Don’t Worry Darling (2022)
The zeitgeist has been swelling with stories over Olive Wilde’s debut film. Charged with drama, both on set and in the storyline, it’s a smart and visually stunning experience about illusion and Draconian gender roles. (There’s a lot more, but I won’t spoil it!) At the heart of the movie is a suburban couple, played by Florence Pugh and Harry Styles, who live in a midcentury-haven of a home and neighborhood in Palm Springs. Simply put, this set is midcentury modernism in all its glory. But there’s a twinge of eeriness, not because the story itself has a creepy throughline, but because this shows midcentury décor as the real present-time thing rather than the almost fetish it’s become today.
I Am Love (2009)
Tilda Swinton is so arresting she requires a George Clooney-like energy to hold its own around her. And this is exactly what Villa Necchi Campiglio did in I Am Love. The elaborate home in Italy, which was once the home of a prominent Milanese family, is the definition of grandeur, with its dining room doused in buttery yellow and kitchen washed in mint green. Shot with Technicolor brilliance and fluidity, the movie takes you through a family steeped in Milan’s textile industry. What unfolds is lust, passion, pain, and performances by both Swinton and the Villa—yes, the home performed, it was that good—that left me catching my breath.
Last Night (2010)
This indie film seemed to have gone under the radar for most. It happens to be in my top 10 of all time, mainly for how it honestly portrays the nuances of love and lust. Keira Knightly, Eva Mendes, Sam Worthington, and Guillaume Canet are each striking in this story, commanding your heart and attention. In the quiet backdrop throughout the film is Knightly and Worthington’s understated but expansive Soho loft. While I wondered how they afforded such a place, I appreciated how the set design was practical: books casually tossed on the floor, a kitchen that was perfectly messy, and an unmade bed. All that aside, I get goosebumps looking at the high ceilings and giant windows overlooking Manhattan’s streets.

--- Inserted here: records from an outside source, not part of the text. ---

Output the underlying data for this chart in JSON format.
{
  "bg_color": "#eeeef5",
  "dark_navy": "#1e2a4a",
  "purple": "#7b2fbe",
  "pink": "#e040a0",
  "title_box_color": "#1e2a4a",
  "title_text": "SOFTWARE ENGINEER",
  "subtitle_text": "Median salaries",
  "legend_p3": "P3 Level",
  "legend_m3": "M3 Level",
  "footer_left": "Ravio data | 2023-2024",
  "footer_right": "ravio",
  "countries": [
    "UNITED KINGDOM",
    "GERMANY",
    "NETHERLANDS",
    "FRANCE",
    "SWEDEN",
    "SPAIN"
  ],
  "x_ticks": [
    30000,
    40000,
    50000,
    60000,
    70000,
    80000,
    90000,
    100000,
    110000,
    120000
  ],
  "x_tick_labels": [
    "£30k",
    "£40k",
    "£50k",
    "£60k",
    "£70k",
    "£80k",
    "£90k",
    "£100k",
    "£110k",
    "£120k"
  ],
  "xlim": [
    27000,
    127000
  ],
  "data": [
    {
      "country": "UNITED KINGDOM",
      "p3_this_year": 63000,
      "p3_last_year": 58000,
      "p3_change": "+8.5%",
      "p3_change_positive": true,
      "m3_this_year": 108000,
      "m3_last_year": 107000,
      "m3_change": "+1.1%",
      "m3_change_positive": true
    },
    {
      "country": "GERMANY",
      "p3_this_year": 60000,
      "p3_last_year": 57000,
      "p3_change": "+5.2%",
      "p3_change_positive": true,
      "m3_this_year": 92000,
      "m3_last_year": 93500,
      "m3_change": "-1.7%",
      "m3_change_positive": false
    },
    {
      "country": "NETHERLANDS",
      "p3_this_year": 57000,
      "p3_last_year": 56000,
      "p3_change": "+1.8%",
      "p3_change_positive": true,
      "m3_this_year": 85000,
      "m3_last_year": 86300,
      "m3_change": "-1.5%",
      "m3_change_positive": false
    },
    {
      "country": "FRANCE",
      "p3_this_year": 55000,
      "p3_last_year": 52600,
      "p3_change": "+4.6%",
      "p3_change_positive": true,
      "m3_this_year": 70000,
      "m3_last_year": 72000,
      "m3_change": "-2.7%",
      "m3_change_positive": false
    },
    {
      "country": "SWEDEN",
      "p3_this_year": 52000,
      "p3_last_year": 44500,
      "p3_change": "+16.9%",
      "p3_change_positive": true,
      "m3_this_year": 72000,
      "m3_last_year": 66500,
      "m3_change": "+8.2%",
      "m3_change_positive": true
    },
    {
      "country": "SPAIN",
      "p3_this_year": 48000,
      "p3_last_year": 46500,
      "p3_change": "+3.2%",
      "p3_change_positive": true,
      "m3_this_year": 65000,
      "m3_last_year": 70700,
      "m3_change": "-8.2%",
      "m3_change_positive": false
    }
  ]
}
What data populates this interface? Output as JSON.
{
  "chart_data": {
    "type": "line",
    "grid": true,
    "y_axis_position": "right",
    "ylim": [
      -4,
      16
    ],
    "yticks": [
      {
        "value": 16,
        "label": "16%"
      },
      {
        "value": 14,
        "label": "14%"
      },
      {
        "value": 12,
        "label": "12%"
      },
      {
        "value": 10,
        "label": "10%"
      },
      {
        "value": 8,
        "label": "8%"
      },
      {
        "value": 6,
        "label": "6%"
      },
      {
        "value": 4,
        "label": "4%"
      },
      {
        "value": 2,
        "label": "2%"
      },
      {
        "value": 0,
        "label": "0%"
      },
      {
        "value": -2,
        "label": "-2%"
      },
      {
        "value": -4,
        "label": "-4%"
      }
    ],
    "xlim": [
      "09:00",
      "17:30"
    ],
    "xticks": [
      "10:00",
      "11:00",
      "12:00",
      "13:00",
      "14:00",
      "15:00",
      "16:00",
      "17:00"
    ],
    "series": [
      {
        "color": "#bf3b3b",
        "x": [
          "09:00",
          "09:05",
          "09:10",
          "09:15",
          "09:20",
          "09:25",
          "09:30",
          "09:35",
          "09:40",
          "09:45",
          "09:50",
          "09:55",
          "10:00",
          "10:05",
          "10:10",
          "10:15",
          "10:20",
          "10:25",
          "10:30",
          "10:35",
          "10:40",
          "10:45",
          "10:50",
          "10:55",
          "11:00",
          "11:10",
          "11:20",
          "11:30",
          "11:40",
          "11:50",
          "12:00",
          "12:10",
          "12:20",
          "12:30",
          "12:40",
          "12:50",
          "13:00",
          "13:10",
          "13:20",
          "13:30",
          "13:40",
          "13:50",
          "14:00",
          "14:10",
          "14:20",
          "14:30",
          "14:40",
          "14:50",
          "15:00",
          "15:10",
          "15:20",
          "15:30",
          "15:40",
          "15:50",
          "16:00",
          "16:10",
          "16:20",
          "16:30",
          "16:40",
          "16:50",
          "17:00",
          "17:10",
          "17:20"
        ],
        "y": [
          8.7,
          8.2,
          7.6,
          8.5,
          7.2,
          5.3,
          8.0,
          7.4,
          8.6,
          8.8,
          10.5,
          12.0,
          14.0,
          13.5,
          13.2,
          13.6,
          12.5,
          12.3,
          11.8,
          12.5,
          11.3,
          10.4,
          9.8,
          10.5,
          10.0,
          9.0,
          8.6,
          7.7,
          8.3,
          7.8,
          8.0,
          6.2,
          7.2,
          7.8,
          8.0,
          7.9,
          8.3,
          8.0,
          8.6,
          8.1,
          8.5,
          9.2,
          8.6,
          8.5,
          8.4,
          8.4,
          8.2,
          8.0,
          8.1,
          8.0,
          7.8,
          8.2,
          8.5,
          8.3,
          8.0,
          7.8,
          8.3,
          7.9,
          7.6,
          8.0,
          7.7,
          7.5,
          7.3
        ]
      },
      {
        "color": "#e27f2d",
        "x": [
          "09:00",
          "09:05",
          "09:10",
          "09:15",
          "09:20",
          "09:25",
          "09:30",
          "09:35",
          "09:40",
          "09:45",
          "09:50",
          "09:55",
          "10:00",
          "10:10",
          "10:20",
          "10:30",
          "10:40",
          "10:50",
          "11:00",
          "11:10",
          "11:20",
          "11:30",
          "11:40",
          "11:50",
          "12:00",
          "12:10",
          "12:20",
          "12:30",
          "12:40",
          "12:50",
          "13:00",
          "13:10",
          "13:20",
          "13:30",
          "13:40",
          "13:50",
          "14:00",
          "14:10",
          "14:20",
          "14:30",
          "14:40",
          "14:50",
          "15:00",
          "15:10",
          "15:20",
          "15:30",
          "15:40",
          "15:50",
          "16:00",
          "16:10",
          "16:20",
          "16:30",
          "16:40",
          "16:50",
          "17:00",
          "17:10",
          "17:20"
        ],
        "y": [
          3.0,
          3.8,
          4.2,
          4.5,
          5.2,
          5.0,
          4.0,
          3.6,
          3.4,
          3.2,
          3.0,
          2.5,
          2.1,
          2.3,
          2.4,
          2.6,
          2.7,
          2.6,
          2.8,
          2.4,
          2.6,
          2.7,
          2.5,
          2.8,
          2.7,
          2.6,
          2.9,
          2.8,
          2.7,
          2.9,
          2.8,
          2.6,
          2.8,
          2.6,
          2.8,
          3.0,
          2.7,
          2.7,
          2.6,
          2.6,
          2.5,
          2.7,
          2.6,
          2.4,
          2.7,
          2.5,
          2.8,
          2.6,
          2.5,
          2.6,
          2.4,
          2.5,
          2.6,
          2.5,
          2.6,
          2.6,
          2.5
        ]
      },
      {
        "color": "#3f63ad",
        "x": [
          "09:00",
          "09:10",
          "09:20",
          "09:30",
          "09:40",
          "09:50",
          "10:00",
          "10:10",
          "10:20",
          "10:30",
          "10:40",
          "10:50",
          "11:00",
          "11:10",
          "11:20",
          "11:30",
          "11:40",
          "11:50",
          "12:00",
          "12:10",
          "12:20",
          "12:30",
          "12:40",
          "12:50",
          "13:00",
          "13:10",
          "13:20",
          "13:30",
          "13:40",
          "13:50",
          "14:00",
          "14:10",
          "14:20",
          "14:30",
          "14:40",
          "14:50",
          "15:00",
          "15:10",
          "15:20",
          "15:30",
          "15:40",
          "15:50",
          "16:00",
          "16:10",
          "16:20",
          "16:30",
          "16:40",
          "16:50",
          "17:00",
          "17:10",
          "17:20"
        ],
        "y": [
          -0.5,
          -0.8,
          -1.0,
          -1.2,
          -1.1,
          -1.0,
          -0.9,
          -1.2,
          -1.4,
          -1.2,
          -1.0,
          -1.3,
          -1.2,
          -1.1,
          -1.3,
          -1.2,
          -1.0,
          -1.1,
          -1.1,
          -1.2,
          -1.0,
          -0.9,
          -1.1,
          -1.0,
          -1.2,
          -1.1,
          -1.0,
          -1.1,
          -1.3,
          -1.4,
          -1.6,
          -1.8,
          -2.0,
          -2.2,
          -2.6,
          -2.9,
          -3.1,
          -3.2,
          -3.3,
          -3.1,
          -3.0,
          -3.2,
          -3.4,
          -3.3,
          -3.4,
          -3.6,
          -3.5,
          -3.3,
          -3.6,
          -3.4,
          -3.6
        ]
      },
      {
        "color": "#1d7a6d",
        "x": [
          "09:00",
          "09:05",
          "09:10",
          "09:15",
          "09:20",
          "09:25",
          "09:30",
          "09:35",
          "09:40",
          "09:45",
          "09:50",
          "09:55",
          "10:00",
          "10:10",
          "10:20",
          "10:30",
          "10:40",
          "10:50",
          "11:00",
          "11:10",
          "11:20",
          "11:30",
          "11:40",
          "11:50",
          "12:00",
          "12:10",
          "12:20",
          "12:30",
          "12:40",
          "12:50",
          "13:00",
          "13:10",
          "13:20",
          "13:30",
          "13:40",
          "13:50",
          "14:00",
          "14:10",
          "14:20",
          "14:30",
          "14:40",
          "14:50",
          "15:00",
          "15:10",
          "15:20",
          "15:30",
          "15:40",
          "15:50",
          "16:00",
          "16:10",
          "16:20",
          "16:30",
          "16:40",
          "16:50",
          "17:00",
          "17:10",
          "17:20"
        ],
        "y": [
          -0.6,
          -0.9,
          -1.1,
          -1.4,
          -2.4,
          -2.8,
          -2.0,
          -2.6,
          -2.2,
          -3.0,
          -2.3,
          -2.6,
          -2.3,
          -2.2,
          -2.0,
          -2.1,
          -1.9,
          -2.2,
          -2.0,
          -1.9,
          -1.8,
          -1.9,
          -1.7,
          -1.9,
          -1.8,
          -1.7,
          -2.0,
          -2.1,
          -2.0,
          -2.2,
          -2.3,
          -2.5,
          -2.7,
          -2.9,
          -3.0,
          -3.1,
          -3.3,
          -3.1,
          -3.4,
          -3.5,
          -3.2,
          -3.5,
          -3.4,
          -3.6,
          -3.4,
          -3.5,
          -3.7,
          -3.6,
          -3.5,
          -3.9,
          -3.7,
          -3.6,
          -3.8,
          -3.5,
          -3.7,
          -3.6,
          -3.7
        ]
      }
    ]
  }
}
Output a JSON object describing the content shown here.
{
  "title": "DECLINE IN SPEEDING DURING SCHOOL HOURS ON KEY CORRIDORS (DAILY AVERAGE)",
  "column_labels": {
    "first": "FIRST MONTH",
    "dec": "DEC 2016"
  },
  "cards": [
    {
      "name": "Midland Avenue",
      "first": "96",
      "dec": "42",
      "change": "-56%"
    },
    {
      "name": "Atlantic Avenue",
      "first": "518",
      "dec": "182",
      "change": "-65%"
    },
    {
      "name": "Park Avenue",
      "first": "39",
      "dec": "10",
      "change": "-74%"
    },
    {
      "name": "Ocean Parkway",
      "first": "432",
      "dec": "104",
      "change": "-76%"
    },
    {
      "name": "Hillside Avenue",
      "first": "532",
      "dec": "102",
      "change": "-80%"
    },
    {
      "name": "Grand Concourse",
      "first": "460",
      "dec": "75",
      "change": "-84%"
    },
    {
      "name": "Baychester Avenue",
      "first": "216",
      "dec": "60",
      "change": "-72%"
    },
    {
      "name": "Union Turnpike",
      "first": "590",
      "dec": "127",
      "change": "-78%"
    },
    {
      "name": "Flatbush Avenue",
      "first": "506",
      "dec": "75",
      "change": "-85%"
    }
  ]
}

Call My By Your Name (2017)
This movie is the definition of feeling like something was made just for you. Tender and arresting, it touched everyone I know in a unique way. The love between all the characters made you feel seen. The tension made you feel less alone. The heartbreak invites you to realize others also go through hardship. It’s all unparalleled—and providing a beautiful anchor is the summer house where it all takes place.
Nestled in Italy’s Lombardy countryside, the grand home conjures up the feeling that its walls have seen years and years of love. Everything is gorgeous and imperfect: The kitchen is replete with copper pots. The hallway has windows that open onto a quilt of Italian greenery. There’s a study brimming with books. Director Luca Guadagnino did this story—which is adapted from André Aciman’s novel—justice by tapping the expertise of his friend, Violante Visconti di Modrone, to design the sets. To watch Call Me By Your Name is to go through a profoundly visual, emotional, and somatic experience.